Sterns, 38, said in an interview that he had a couple of follow-up phone calls with the Florida-based Career Hotline company but never received a single job lead.

“I kept calling their 1-800 number every day, sometimes 10 times a day for about a month and a half,” Stern said. “I couldn’t talk to nobody … I never got e-mails. I never got nothing.

“I was ticked off at them and at myself for allowing it to happen. Money’s tight anyway, and that’s another $195 I don’t have.”

David Doty, 38, of Buckner, Mo., also was lured in by the promise of “guaranteed” warehouse work, but fared slightly better.

“Right after I sent my check, I looked up the company online, and the only thing I found was a Web site with a bunch of people complaining about it from all over the country,” Doty said.

He immediately stopped payment on his check.

“They must not have realized it, though, because I got four or five e-mails from them, each with several links to different company Web sites,” Doty said.

But when he followed up on those supposed job leads, he found no available jobs. In fact, one of the links was to Smurfit Stone in Blue Springs, the company that had laid him off a few weeks earlier.

“I knew they didn’t have any jobs,” Doty said. “The way the job market is right now, it’s not right what (Career Hotline) did. I feel sorry for the people who got taken.”

A typical ad posted by Career Hotline appeared legitimate. One said, for example:


Will train. Must be able to lift 20 lbs.

FT position for immediate hire.

$20-$30 per hr. Full benefits:

medical, dental, 401(k)

Call 1-800-921-4557″

The ad doesn’t mention a job guarantee or the up-front fee the company required. But when people called the phone number, they reached pre-recorded messages that promised job interviews within 48 hours upon payment of the “guaranteed placement fee.”

The company claimed to work with more than 5,000 employers and have “a level of trust that is unmatched in this industry.” Thus, its messages claimed, “we have a 100 percent guarantee that you are placed with one of these Fortune 500 companies.”
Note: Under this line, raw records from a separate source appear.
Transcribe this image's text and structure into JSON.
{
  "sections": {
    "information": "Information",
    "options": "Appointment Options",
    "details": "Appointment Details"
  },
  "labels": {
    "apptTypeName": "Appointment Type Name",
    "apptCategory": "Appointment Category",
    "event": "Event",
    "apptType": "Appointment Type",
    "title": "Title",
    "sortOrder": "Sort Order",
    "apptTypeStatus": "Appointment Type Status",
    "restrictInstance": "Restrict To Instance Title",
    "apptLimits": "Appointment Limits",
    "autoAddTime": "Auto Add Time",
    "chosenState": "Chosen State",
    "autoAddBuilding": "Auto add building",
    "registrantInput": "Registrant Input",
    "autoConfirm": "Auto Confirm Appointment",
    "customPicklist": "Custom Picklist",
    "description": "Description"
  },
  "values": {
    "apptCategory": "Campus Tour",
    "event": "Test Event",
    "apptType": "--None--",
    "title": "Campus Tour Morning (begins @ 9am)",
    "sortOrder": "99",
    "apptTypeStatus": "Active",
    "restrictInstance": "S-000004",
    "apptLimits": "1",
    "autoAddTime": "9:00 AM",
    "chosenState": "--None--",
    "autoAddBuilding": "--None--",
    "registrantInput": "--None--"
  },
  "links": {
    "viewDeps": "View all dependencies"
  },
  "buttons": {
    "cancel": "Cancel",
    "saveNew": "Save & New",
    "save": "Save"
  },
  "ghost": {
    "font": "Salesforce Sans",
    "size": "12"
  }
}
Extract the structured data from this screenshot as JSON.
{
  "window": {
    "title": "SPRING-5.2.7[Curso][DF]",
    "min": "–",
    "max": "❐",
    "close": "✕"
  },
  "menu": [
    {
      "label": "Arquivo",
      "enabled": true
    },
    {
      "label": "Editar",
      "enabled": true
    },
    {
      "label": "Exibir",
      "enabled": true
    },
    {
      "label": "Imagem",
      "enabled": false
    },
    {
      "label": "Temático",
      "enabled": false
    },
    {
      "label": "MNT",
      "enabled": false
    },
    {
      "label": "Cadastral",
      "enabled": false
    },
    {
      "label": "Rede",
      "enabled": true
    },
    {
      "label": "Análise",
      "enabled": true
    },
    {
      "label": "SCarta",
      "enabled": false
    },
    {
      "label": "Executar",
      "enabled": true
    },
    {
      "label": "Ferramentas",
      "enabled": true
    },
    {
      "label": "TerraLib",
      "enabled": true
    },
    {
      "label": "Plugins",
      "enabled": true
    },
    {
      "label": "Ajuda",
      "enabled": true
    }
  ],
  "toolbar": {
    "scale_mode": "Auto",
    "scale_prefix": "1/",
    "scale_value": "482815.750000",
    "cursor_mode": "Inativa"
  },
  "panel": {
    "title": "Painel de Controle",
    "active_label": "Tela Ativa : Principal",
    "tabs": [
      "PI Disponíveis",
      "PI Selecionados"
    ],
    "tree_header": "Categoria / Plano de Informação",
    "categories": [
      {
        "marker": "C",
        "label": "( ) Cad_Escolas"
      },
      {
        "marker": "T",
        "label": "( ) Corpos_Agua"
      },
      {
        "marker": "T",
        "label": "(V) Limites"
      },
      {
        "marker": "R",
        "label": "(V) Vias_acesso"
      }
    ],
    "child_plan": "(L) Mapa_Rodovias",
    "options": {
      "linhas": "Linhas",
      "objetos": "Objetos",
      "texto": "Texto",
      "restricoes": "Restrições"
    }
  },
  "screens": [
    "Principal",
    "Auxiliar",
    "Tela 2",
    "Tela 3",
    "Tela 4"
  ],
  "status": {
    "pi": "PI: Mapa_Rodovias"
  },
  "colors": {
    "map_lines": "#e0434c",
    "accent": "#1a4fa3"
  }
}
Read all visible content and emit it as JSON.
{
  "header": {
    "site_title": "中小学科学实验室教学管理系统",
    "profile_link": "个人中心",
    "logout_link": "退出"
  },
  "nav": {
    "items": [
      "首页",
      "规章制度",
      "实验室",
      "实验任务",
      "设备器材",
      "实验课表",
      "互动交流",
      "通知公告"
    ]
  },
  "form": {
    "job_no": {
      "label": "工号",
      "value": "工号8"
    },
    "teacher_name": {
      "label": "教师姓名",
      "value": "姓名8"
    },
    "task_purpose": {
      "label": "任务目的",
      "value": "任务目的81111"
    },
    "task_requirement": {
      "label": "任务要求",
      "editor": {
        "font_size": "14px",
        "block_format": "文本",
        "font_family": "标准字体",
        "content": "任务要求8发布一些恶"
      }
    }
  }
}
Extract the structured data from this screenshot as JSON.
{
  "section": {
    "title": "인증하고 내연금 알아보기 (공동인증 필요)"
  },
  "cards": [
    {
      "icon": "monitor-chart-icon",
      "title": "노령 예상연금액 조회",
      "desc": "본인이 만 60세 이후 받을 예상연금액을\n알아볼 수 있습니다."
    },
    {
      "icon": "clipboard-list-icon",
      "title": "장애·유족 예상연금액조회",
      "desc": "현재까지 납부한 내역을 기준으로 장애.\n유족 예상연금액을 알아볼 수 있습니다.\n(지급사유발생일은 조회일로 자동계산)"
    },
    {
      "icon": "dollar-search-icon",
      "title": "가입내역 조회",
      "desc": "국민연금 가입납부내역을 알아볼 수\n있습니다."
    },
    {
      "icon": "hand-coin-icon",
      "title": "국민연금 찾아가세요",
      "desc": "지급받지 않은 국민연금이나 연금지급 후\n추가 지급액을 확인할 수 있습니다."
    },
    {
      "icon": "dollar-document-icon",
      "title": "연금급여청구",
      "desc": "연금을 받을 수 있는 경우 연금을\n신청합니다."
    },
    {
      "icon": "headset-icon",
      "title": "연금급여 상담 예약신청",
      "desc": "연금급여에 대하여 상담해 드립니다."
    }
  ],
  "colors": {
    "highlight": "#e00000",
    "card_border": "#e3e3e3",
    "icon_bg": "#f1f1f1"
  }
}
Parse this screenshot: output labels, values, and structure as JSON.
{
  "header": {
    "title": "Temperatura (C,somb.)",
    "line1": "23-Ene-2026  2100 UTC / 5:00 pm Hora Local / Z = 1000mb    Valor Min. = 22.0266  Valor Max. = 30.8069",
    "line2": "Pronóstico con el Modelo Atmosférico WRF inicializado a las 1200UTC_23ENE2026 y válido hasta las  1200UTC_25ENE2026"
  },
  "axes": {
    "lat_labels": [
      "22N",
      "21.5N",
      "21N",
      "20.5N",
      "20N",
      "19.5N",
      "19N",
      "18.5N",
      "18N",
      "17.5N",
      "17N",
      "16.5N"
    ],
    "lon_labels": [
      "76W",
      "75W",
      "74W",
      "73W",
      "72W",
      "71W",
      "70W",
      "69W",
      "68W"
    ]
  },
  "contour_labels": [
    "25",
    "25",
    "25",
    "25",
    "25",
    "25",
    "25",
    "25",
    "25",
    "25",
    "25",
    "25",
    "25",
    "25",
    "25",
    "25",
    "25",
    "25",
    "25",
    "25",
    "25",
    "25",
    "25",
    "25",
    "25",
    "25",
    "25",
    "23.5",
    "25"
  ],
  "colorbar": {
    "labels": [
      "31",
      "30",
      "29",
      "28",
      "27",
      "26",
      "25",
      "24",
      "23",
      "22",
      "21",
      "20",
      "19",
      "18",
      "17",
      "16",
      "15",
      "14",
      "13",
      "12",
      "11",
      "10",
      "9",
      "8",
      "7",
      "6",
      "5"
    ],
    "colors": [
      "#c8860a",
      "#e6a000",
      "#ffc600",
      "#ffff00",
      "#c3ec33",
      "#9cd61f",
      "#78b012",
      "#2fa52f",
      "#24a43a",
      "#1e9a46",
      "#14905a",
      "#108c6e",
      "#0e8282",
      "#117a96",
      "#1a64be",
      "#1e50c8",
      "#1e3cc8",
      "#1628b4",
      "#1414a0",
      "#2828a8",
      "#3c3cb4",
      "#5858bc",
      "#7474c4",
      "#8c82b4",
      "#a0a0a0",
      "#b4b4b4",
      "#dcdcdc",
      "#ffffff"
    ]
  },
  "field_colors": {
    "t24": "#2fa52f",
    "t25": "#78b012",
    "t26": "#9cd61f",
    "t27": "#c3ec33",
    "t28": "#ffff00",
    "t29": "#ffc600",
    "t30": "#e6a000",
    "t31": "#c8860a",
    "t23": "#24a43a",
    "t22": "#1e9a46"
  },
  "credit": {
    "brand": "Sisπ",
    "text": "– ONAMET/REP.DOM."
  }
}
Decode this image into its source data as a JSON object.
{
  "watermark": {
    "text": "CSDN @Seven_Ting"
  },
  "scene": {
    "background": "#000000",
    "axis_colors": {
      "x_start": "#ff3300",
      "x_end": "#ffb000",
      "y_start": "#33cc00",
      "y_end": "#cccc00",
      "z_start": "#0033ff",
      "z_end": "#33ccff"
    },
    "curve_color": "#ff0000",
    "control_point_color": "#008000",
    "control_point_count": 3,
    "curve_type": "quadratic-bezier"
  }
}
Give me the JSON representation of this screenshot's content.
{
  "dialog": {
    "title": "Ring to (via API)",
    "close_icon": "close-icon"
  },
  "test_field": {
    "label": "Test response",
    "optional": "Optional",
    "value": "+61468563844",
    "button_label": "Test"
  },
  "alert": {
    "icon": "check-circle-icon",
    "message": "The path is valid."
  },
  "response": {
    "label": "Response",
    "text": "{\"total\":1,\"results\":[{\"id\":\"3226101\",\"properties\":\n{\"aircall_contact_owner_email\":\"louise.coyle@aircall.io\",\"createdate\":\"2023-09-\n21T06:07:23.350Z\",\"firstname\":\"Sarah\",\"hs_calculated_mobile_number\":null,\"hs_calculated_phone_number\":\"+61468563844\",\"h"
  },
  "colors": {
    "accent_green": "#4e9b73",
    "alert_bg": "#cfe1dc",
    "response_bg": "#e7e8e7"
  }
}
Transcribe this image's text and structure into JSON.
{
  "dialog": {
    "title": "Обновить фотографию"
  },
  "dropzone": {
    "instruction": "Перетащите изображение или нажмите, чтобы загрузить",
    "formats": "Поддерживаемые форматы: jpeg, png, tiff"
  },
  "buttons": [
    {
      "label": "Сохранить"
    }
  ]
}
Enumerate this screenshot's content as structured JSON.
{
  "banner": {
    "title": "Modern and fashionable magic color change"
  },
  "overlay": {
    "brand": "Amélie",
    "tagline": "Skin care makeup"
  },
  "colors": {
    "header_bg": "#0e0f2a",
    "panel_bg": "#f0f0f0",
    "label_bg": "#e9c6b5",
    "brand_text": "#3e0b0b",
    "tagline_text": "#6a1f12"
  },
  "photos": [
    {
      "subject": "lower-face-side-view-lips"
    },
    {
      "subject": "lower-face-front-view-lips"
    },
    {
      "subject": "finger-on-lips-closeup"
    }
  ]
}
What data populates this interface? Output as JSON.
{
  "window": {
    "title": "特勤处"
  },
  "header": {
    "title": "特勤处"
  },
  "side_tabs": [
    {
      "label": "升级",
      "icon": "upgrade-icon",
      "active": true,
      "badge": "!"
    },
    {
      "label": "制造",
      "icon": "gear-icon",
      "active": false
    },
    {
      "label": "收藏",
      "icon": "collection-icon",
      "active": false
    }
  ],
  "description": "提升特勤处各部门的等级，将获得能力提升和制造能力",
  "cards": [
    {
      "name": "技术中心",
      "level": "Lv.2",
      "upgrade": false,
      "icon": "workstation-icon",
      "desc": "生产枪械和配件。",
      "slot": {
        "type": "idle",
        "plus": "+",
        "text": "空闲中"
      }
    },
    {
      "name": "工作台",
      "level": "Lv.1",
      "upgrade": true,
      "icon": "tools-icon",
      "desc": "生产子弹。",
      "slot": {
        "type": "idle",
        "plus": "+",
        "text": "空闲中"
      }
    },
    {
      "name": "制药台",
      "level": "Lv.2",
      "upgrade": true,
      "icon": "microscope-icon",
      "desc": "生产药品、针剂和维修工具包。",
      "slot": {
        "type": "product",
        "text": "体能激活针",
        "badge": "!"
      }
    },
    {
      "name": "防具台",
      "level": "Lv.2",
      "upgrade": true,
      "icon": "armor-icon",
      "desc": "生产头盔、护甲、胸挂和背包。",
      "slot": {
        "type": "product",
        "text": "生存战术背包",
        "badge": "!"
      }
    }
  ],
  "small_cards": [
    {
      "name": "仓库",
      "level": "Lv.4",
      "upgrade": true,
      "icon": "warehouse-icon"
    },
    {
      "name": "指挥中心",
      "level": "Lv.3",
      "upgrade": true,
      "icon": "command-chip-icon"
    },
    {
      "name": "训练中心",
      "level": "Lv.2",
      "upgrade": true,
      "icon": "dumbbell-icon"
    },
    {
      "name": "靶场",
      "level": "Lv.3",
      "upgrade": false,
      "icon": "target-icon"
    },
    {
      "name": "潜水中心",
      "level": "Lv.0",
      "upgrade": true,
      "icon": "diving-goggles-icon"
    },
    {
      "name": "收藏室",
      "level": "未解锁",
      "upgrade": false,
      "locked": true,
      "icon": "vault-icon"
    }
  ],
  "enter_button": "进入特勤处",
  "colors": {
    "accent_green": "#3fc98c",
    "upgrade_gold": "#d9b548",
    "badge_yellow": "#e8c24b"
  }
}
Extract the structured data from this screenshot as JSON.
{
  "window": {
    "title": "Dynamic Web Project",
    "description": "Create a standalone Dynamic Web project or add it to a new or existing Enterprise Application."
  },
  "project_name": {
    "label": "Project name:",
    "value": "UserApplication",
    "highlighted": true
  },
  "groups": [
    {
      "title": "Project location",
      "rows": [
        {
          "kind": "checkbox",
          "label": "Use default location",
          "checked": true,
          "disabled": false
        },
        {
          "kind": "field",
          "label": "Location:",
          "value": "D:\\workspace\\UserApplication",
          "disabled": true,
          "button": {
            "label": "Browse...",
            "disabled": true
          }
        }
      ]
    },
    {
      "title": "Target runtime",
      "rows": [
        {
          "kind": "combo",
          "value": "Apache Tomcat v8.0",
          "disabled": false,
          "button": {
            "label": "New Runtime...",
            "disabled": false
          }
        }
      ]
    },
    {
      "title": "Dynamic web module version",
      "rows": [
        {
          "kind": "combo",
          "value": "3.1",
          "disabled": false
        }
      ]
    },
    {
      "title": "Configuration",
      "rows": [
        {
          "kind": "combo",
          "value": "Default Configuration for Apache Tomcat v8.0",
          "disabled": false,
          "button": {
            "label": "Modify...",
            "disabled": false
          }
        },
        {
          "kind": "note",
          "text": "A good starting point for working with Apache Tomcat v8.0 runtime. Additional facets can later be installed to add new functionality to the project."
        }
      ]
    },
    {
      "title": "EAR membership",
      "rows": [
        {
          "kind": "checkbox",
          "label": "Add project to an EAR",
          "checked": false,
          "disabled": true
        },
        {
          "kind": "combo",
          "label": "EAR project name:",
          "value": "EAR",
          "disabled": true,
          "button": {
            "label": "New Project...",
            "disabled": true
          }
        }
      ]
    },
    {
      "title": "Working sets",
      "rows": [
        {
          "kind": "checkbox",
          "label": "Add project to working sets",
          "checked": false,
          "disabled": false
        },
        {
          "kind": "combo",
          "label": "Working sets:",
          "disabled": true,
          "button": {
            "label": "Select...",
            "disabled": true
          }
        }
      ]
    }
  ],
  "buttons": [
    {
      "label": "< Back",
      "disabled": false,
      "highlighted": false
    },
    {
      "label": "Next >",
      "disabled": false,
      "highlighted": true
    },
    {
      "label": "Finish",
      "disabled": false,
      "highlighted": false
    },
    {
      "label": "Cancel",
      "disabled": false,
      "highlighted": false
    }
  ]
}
In addition to shutting down Career Hotline, the FTC’s complaint seeks refunds to consumers and “the disgorgement of ill-gotten monies.”

Doty has since obtained a warehouse job through a temporary help agency and works a 3 p.m. to 3 a.m. shift.

Sterns has since studied for and passed a Missouri state licensing exam to sell health and accident insurance through Premium Services, a company based in Dubuque, Iowa.


Authorities advise:

Be very suspicious of any firm that “guarantees” or “promises” a job.

Be skeptical of any firm that charges up-front job-finding fees. Job hunters shouldn’t pay for job leads.

Get a copy of the firm’s contract and understand exactly what you’re paying for, if you agree to pay for career advice services.

Shy away from any company that offers access to “secret” or “undisclosed” jobs.

Don’t do business with any firm that is difficult to contact or that won’t answer your questions.

Check with state attorney general offices, the Better Business Bureau, and the Federal Trade Commission to ask questions or file complaints.